Objects: USA did not immediately achieve its stated goal of placing craft on an equal status with painting and sculpture. Craft brought with it uncomfortable associations with race, class, and gender. Visitors might flock to see the show, but New York art critics were not interested in admitting and overcoming entrenched biases about who could be an artist.

Nonetheless, Objects: USA is credited with presenting craft media as legitimate forms for artistic expression, reaching a wide audience both nationally and internationally, and changing perceptions of craft and its makers.
The exhibition and the works of the artists in it continue to be referenced by curators, historians, collectors, artists and craftspeople.

"One of the most important exhibitions of the 20th century ... was Objects USA, in that it really showed an entirely new and contemporary look to craft that most people weren't aware of." – Lloyd E. Herman, 2010

"The ideas ... are still relevant today within the craft community. It's still looked at as this point ... that made craft accessible to the public in a new way. It still matters 50 years later." – Gloria Kenyon, Smithsonian American Art Museum

In recognition of Objects: USAs continuing importance, the Smithsonian American Art Museum held a symposium on July 19, 2019, to mark the 50th anniversary of the opening of the 1969 exhibition. 2020 marked the 50th anniversary of the 1970 publication of the gallery catalog for the original show.

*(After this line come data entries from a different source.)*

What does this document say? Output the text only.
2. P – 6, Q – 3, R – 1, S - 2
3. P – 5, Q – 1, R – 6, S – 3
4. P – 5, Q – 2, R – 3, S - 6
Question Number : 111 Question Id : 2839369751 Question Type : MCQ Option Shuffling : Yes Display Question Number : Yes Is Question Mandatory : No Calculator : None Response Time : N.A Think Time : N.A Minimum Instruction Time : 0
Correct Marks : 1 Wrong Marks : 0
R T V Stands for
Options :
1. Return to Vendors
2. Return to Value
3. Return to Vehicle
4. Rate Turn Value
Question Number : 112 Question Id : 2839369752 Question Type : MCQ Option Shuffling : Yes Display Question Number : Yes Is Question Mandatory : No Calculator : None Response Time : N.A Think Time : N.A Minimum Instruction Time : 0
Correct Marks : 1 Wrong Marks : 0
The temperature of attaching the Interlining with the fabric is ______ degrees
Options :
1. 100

The Racine Art Museum in Racine, Wisconsin, which holds a number of works from Objects: USA, created three presentations for their exhibition Objects Redux (2019–2020), thoughtfully demonstrating "how the act of making is such a powerful force for the human being". Houston Center for Contemporary Craft also hosted an exhibition in 2019.

== Triennial ==
New York based gallery R & Company opened a commemorative exhibition, Objects: USA 2020, which featured 50 artists from the original show along with 50 contemporary artists. The show's opening was delayed because of the COVID-19 pandemic, and happened in February 2021. The 2020-21 exhibition was curated by Glenn Adamson, James Zemaitis, Abby Bangser and Evan Snyderman, and was accompanied by the publication of the catalog Objects: USA 2020. The exhibition was on view at the gallery through September 2021.

On September 6, 2024, the gallery premiered the second iteration of the project and reconfigured it as a triennial to showcase contemporary art, craft, and design made in the United States. Objects: USA 2024 was curated by Angelik Vizcarrondo-Laboy and Kellie Riggs. This edition included 55 contemporary artists, and also accompanied a publication. Exhibited artists include Luam Melake, Misha Kahn, Kim Mupangilai, Joyce Lin, and Venancio Aragon.